STJ permite inclusão de dívidas dos produtores rurais pessoas físicas no processo de recuperação judicial; confira o que muda!
O Superior Tribunal de Justiça (STJ) decidiu permitir a inclusão de dívidas rurais de pessoas físicas em processos de recuperação judicial, mesmo aquelas contraídas antes da inscrição do produtor na junta comercial. Essa decisão, analisada pelo especialista José Carlos Lima Jr., terá impactos significativos no crédito agrícola brasileiro.
Benefícios e Desafios da Nova Decisão
Para o produtor rural, a principal vantagem é a possibilidade de obter um prazo maior para quitar dívidas em caso de frustração de safra, permitindo sua recuperação financeira. No entanto, essa mudança também impacta a análise de risco pelas instituições financeiras, que podem aumentar as taxas de juros do crédito agrícola, elevando-as de 8-10% para até 20% ao ano.
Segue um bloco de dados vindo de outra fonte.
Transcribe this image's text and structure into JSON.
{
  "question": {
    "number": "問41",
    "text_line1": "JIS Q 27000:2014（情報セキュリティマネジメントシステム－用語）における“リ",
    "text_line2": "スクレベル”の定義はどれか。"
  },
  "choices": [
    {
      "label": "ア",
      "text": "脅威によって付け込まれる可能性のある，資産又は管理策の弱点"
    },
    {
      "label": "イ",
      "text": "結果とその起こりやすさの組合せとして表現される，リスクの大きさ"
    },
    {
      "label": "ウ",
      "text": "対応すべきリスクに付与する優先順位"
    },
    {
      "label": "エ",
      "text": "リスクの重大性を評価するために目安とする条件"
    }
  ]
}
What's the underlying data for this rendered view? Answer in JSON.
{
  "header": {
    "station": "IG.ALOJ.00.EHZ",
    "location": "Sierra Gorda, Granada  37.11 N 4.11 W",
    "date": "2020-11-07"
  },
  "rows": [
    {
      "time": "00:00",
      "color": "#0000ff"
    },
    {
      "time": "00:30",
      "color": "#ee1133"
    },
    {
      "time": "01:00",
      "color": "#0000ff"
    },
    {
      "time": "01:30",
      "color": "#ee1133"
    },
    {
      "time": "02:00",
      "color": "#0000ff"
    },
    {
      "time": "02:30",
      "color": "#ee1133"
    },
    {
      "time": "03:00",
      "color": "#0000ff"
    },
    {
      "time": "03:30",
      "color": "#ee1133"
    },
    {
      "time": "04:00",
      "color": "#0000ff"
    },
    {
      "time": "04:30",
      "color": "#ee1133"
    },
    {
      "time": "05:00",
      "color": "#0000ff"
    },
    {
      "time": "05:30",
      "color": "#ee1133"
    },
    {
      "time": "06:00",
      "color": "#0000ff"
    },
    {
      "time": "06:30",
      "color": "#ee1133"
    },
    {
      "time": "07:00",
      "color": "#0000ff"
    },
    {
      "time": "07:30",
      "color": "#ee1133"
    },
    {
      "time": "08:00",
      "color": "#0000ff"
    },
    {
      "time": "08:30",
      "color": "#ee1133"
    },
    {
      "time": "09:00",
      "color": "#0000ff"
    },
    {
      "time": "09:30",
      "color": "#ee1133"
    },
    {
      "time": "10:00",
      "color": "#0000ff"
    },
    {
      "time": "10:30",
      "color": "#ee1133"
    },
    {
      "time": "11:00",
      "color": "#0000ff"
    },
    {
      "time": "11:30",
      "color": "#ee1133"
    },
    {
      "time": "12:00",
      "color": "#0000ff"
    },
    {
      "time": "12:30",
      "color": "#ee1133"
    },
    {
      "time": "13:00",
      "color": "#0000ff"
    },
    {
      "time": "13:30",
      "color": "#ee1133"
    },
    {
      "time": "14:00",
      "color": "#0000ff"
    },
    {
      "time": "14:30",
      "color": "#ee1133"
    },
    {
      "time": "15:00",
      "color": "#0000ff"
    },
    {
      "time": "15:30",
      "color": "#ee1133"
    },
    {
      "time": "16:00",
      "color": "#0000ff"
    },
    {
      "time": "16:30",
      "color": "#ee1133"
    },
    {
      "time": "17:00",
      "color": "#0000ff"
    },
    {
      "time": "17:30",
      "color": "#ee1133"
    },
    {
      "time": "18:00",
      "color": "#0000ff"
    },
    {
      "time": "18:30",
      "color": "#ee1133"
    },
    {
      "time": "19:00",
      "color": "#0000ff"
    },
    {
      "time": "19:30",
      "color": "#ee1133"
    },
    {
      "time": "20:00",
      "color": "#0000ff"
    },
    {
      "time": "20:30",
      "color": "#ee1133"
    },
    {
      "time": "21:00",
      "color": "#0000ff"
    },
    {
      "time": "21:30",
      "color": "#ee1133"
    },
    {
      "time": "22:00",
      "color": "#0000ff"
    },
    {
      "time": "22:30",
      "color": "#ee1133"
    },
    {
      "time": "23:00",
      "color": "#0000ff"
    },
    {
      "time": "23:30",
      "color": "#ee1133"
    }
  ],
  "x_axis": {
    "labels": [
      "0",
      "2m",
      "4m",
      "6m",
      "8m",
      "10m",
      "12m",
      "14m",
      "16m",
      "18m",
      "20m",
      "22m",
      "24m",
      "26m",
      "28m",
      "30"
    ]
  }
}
Isso ocorre porque as instituições precisarão considerar o risco aumentado de inadimplência.
O Impacto nos Pequenos Produtores
A decisão afeta especialmente os pequenos produtores rurais, que constituem a maioria no Brasil e frequentemente atuam como pessoas físicas (CPF). A falta de formalização (CNPJ) e a complexidade da gestão financeira, aliada à carga tributária, dificulta a transição para o regime empresarial, mesmo quando desejável. A nova legislação pode ser um incentivo à formalização, mas também representa um desafio para quem ainda não possui CNPJ, exigindo maior planejamento financeiro e gestão de riscos.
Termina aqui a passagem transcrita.